TEHRAN: Iranian President Mahmoud Ahmadinejad freed 15 British sailors and marines on 4 April, offering Britain a “gift” in a surprise announcement that ended a 13-day crisis which rattled world financial markets.
Ahmadinejad told a news conference broadcast round the world he was willing to forgive the sailors, seized off the Shatt al-Arab waterway on March 23, even though Britain was not “brave enough” to admit it had made a mistake and they had strayed into Iranian territory.
“Under the influence of the Muslim Prophet, (Iran) forgives these 15 people and gives their freedom to the British people as a gift,” Ahmadinejad said towards the end of the 90-minute news conference.
Speaking later in Downing Street, British Prime Minister Tony Blair welcomed the sailors’ release and said Britain bore the Iranian people no ill will.
“Throughout we have taken a measured approach, firm but calm, not negotiating but not confronting either,” he told reporters.
“To the Iranian people I would simply say this: we bear you no ill will... The disagreements we have with your government we wish to resolve peacefully through dialogue.”
Ahmadinejad’s announcement, made with a dramatic flourish, pulled oil prices down from recent highs. US stock futures and the dollar rose on relief at the peaceful end to the crisis.
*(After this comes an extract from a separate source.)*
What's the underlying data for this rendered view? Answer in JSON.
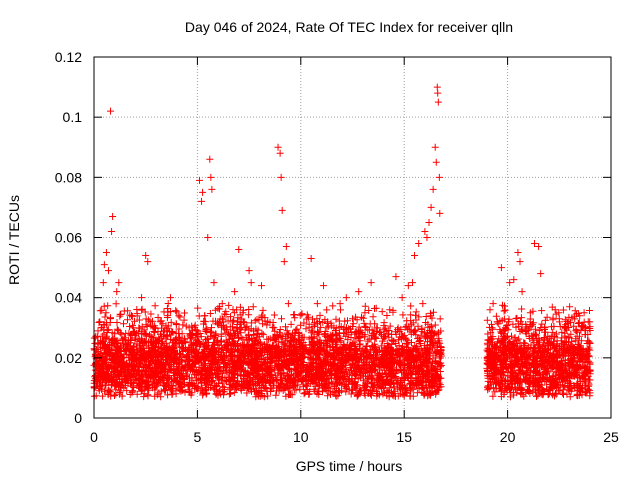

The dispute centred on where the Britons were when they were seized. Britain says they were in Iraqi waters on a routine UN mission. Tehran says they strayed into its territorial waters.
After his announcement, a smiling Ahmadinejad met several of the sailors, dressed in smart suits, shaking hands with them and exchanging a few words through an interpreter.
“We are very grateful for your forgiveness,” one of the British sailors told a joking Ahmadinejad, who appeared to relish the moment of political theatre. “I would like to thank yourself and the Iranian people.”
The captives were expected to be taken to the British embassy in Tehran and an Iranian official source said they would leave the capital by plane on Thursday. They were expected to arrive in Britain around 1100 GMT.
The White House said President George W. Bush welcomed the release, as did EU president Germany.
Nick Summers, the brother of Nathan Summers, one of the captives, was jubilant. “It is brilliant news. I am very happy with it,” he told Sky News.
Relatives of other captives also expressed their joy.
Before making his announcement, Ahmadinejad awarded a medal to the naval commander who captured the sailors and strongly criticised Britain, making it look as if he might not free the Britons.
Iranian and British officials had negotiated over the past 48 hours to find a diplomatic solution to a crisis that had added to tension over Iran’s disputed nuclear programme, the subject of U.N. Security Council sanctions.
Ahmadinejad, under the spotlight of world attention, also said he was willing to consider reestablishing ties with the United States if that country “changed its behaviour”, but did not expand on his remark.
He again defended his country’s right to develop nuclear technology and threatened to retaliate for sanctions imposed on Iranian banks.
The United States said that if Iran wanted to change its relationship with Washington it would have to suspend uranium enrichment, part of its nuclear programme.
Iran’s official news agency said Blair’s adviser Nigel Sheinwald had spoken to Ali Larijani, secretary of Iran’s Supreme National Security Council, on Tuesday night, breaking high-level diplomatic ice.
The Shatt al-Arab waterway, where British and Iranian naval vessels operate daily, remains an area of potential conflict.
Analysts said that while Ahmadinejad may hope for praise in the West, Britain and the United States are likely to maintain diplomatic pressure, separating the sailors’ freedom from issues like Iran’s nuclear programme.